On Fri, Mar 20, 2020 at 4:46 AM Pavel Picka <ppicka at redhat.com> wrote:

> I think we should keep nevra as unique constraint, but as I mentioned
> before (above in this thread) your idea is similar to mine as my suggestion
> was NEVRA + checksum (pkgId).
> With pkgId I've already tested it and working good.
>
> On Fri, Mar 20, 2020 at 5:43 AM Daniel Alley <dalley at redhat.com> wrote:
>
>> I discussed this a little bit on the #rpm.org channel.  Here is the gist
>> of that discussion
>>
>>    - The metadata is "crazy, but technically valid"
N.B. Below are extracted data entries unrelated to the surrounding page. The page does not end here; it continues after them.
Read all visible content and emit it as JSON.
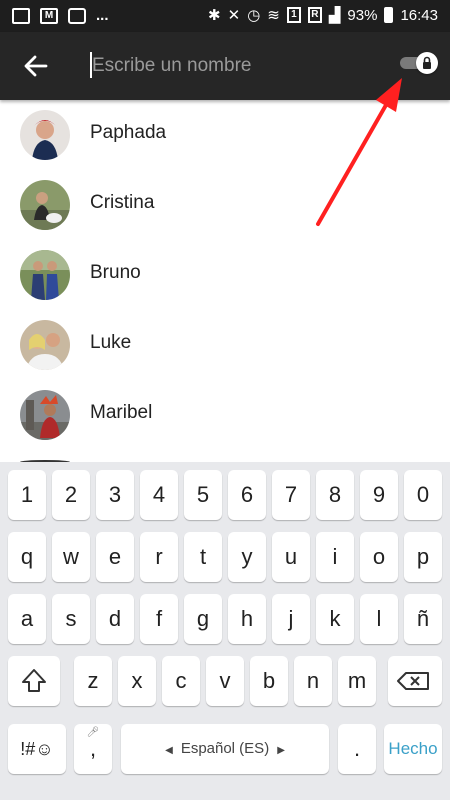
{
  "status_bar": {
    "left_icons": [
      "image-icon",
      "gmail-icon",
      "maps-icon"
    ],
    "more": "...",
    "battery": "93%",
    "time": "16:43",
    "notification_count": "1",
    "signal_label": "R"
  },
  "toolbar": {
    "search_placeholder": "Escribe un nombre",
    "back_icon": "arrow-left-icon",
    "toggle_icon": "lock-icon"
  },
  "contacts": [
    {
      "name": "Paphada"
    },
    {
      "name": "Cristina"
    },
    {
      "name": "Bruno"
    },
    {
      "name": "Luke"
    },
    {
      "name": "Maribel"
    }
  ],
  "keyboard": {
    "row_numbers": [
      "1",
      "2",
      "3",
      "4",
      "5",
      "6",
      "7",
      "8",
      "9",
      "0"
    ],
    "row_1": [
      "q",
      "w",
      "e",
      "r",
      "t",
      "y",
      "u",
      "i",
      "o",
      "p"
    ],
    "row_2": [
      "a",
      "s",
      "d",
      "f",
      "g",
      "h",
      "j",
      "k",
      "l",
      "ñ"
    ],
    "row_3": [
      "z",
      "x",
      "c",
      "v",
      "b",
      "n",
      "m"
    ],
    "symbols_label": "!#☺",
    "comma_label": ",",
    "space_label": "Español (ES)",
    "period_label": ".",
    "done_label": "Hecho"
  },
  "colors": {
    "toolbar": "#262626",
    "status_bar": "#1e1e1e",
    "annotation_arrow": "#ff2020",
    "done_text": "#3aa0c8"
  }
}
>>    - "the entire SUSE ecosystem tends to do this a lot, anything using
>>    OBS, including nvidia and dell and friends"
>>    - "also, SUSE packages can have the same NEVRA with being completely
>>    different packages because of how their build system makes packages"
>>
>> I'm not sure what the best means to fix it would be.  Perhaps the
>> uniqueness constraint should be on the location_href, instead of on the
>> NEVRA?  Or on NEVRA + location_href?
>>
>> On Wed, Mar 18, 2020 at 9:47 AM Ina Panova <ipanova at redhat.com> wrote:
>>
>>> Pavel,
>>> I meant to say, that pulp3 does not have such limitation as pulp2 had (
>>> saving rpms on the filesystem with same nevra).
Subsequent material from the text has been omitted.